In a statement to the ASX on Tuesday, QBE said the investigation had determined that Mr Regan had not met the standards set out in the company's code of ethics and conduct.
"We are committed to having a respectful and inclusive environment for everyone at QBE," chairman Mike Wilkins said.
"The board concluded that he had exercised poor judgment in this regard."
The Australian understands the exit of Mr Regan is linked to a broad scan of management and staff emails, which found material that led to the CEO being axed. A female employee was said to have lobbed a complaint with QBE about ten days ago.
Mr Wilkins made it clear all QBE employees had to meet the same standards, required by the company.
"While these are challenging circumstances the board recognises and thanks Mr Regan for his hard work and contribution to strengthening QBE.
"However, all employees must be held to the same standards."
Mr Wilkins will take on the role of executive chairman while the company searched for a new CEO.
The latest conduct scandal follows AMP last week losing chairman David Murray and board member John Fraser after investors revolted against the company's response to several incidents, including the promotion of Boe Pahari despite a 2017 sexual harassment complaint.
Mr Pahari was demoted last week, back to his infrastructure equity position, and won't lead the AMP Capital division.
AMP also lost its Australia boss Alex Wade last month due to conduct issues, with The Australian revealing he sent lewd photos to a female employee.
QBE's statement said that the board would be putting in more initiatives to develop a, "vibrant and inclusive culture", including a culture review and a new avenue for employees to safely raise concerns and receive support.

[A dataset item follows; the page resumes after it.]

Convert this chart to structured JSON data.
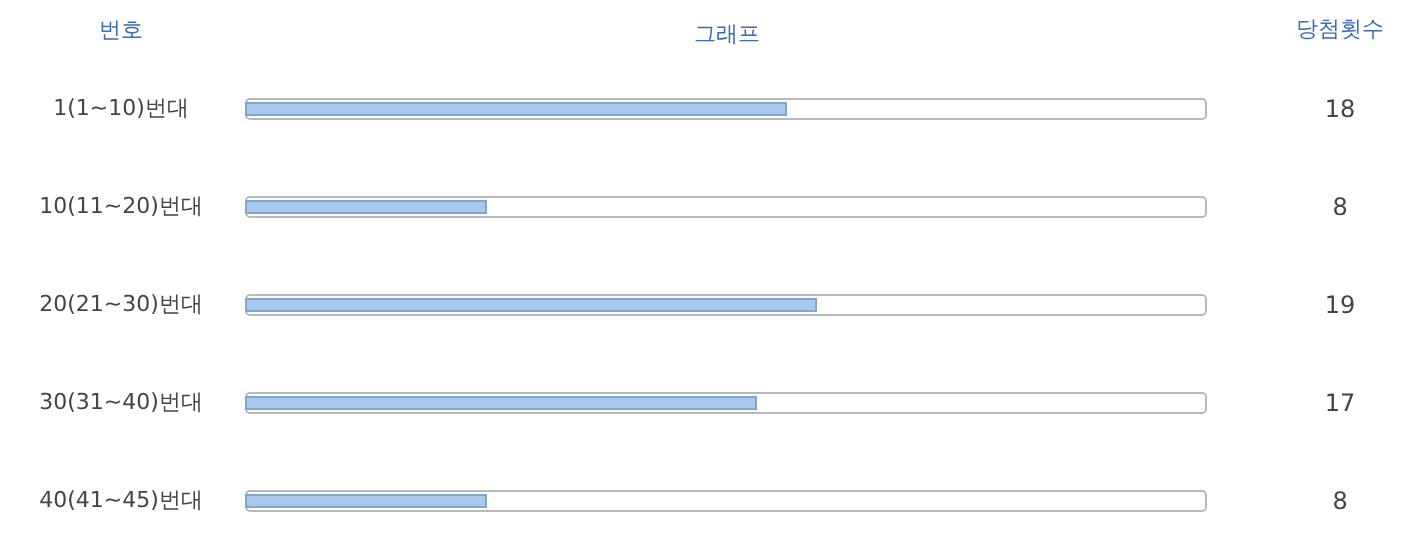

"We want our people to have the avenues they need to safely speak up, with the confidence that they will be heard and that all concerns raised will be treated consistently across our workforce," Mr Wilkins said.

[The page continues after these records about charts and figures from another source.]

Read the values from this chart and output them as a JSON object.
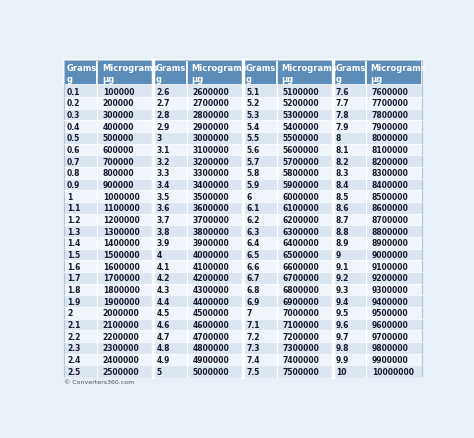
{
  "header_bg": "#5b8db8",
  "header_text_color": "#ffffff",
  "row_bg_odd": "#dce6f1",
  "row_bg_even": "#f0f5fb",
  "outer_bg": "#e8f0f8",
  "divider_color": "#ffffff",
  "cell_border_color": "#ffffff",
  "footer_text": "© Converters360.com",
  "col_headers_line1": [
    "Grams",
    "Micrograms",
    "Grams",
    "Micrograms",
    "Grams",
    "Micrograms",
    "Grams",
    "Micrograms"
  ],
  "col_headers_line2": [
    "g",
    "µg",
    "g",
    "µg",
    "g",
    "µg",
    "g",
    "µg"
  ],
  "data": [
    [
      "0.1",
      "100000",
      "2.6",
      "2600000",
      "5.1",
      "5100000",
      "7.6",
      "7600000"
    ],
    [
      "0.2",
      "200000",
      "2.7",
      "2700000",
      "5.2",
      "5200000",
      "7.7",
      "7700000"
    ],
    [
      "0.3",
      "300000",
      "2.8",
      "2800000",
      "5.3",
      "5300000",
      "7.8",
      "7800000"
    ],
    [
      "0.4",
      "400000",
      "2.9",
      "2900000",
      "5.4",
      "5400000",
      "7.9",
      "7900000"
    ],
    [
      "0.5",
      "500000",
      "3",
      "3000000",
      "5.5",
      "5500000",
      "8",
      "8000000"
    ],
    [
      "0.6",
      "600000",
      "3.1",
      "3100000",
      "5.6",
      "5600000",
      "8.1",
      "8100000"
    ],
    [
      "0.7",
      "700000",
      "3.2",
      "3200000",
      "5.7",
      "5700000",
      "8.2",
      "8200000"
    ],
    [
      "0.8",
      "800000",
      "3.3",
      "3300000",
      "5.8",
      "5800000",
      "8.3",
      "8300000"
    ],
    [
      "0.9",
      "900000",
      "3.4",
      "3400000",
      "5.9",
      "5900000",
      "8.4",
      "8400000"
    ],
    [
      "1",
      "1000000",
      "3.5",
      "3500000",
      "6",
      "6000000",
      "8.5",
      "8500000"
    ],
    [
      "1.1",
      "1100000",
      "3.6",
      "3600000",
      "6.1",
      "6100000",
      "8.6",
      "8600000"
    ],
    [
      "1.2",
      "1200000",
      "3.7",
      "3700000",
      "6.2",
      "6200000",
      "8.7",
      "8700000"
    ],
    [
      "1.3",
      "1300000",
      "3.8",
      "3800000",
      "6.3",
      "6300000",
      "8.8",
      "8800000"
    ],
    [
      "1.4",
      "1400000",
      "3.9",
      "3900000",
      "6.4",
      "6400000",
      "8.9",
      "8900000"
    ],
    [
      "1.5",
      "1500000",
      "4",
      "4000000",
      "6.5",
      "6500000",
      "9",
      "9000000"
    ],
    [
      "1.6",
      "1600000",
      "4.1",
      "4100000",
      "6.6",
      "6600000",
      "9.1",
      "9100000"
    ],
    [
      "1.7",
      "1700000",
      "4.2",
      "4200000",
      "6.7",
      "6700000",
      "9.2",
      "9200000"
    ],
    [
      "1.8",
      "1800000",
      "4.3",
      "4300000",
      "6.8",
      "6800000",
      "9.3",
      "9300000"
    ],
    [
      "1.9",
      "1900000",
      "4.4",
      "4400000",
      "6.9",
      "6900000",
      "9.4",
      "9400000"
    ],
    [
      "2",
      "2000000",
      "4.5",
      "4500000",
      "7",
      "7000000",
      "9.5",
      "9500000"
    ],
    [
      "2.1",
      "2100000",
      "4.6",
      "4600000",
      "7.1",
      "7100000",
      "9.6",
      "9600000"
    ],
    [
      "2.2",
      "2200000",
      "4.7",
      "4700000",
      "7.2",
      "7200000",
      "9.7",
      "9700000"
    ],
    [
      "2.3",
      "2300000",
      "4.8",
      "4800000",
      "7.3",
      "7300000",
      "9.8",
      "9800000"
    ],
    [
      "2.4",
      "2400000",
      "4.9",
      "4900000",
      "7.4",
      "7400000",
      "9.9",
      "9900000"
    ],
    [
      "2.5",
      "2500000",
      "5",
      "5000000",
      "7.5",
      "7500000",
      "10",
      "10000000"
    ]
  ],
  "col_widths_rel": [
    0.75,
    1.25,
    0.75,
    1.25,
    0.75,
    1.25,
    0.75,
    1.25
  ],
  "group_divider_cols": [
    2,
    4,
    6
  ],
  "text_color": "#1a1a2e",
  "font_size_header": 6.0,
  "font_size_data": 5.5
}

He moved to reassure investors on Tuesday morning, saying that the fundamentals of the business were strong.
"While COVID-19 has created significant challenges, QBE is successfully navigating this period of uncertainty, and the group's demonstrable financial strength positions us well to capitalise on accelerating pricing momentum and emerging organic growth opportunities," Mr Wilkins said.
Mr Regan took charge three years ago following another bout of management insecurity at the $15.6 billion global insurer.
He replaced John Neal who was forced to resign as chief executive in September 2017 following a string of profit downgrades and a scandal over a relationship with his secretary that he failed to disclose, prompting the board to dock Mr Neal's pay by $550,000.
Mr Neal's exit also followed the sudden ouster of QBE's chief operations officer Colin Fagen.
Mr Regan pocketed nearly $US4.43m for 2019, which included a cash bonus of $US665,000.
QBE shares closed on Monday at $10.61.